When Should Leaders Share Information with their Subordinates?
Jordi Blanes-i-Vidal and Marc Möller, Journal of Economics and Management Strategy 2007, 16, 251-283.
We show that when leaders share some of their information with subordinates, decision-making is subject to a motivational bias; leaders make the decisions their subordinates want to see. As this bias increases with the quality of the shared information, an improvement of an organisation’s information might even decrease its efficiency. As a consequence, information-sharing is not always optimal. We show however that self-confidence can help the leader to overcome his motivational bias, thus making information-sharing more attractive.

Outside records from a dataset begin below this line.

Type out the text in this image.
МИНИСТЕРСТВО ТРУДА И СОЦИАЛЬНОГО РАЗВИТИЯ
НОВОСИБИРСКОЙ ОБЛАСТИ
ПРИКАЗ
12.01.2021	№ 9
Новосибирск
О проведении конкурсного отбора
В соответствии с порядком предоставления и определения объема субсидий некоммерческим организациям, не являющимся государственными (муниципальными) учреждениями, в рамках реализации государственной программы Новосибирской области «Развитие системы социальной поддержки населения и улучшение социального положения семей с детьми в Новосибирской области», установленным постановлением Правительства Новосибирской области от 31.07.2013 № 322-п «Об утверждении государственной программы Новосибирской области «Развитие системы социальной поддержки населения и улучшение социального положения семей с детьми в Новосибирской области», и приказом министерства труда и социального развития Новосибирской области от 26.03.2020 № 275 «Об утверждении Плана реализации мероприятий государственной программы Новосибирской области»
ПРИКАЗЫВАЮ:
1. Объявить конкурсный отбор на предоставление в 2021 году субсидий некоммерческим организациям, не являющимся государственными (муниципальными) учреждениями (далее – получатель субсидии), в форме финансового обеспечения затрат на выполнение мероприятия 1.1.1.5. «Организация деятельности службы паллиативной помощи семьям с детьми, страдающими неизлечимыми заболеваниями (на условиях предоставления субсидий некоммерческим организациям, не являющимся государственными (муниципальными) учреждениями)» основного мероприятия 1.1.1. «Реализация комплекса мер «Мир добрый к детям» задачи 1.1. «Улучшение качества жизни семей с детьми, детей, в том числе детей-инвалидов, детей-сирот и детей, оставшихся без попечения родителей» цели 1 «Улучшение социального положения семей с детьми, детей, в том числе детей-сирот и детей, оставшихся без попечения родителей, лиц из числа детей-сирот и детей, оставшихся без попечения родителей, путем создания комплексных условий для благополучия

Conversely we find that information-sharing can help to curb the autocratic tendencies of a self-confident leadership. We conclude that a policy of information-sharing and the appointment of a self-confident leadership are most effective when they go hand in hand.
Optimal Partnership in a Repeated Prisoner’s Dilemma
Marc Möller, Economics Letters, 2005, 88(1), 13-19.
This paper studies informational partnerships in a repeated prisoner’s dilemma with random matching. Assuming that players observe the play within but not across partnerships, we find the surprising result that the relation between the observability of actions and the sustainability of cooperation is non-monotonic. Increasing partnerships beyond a certain optimal size hardens cooperation although it improves observability.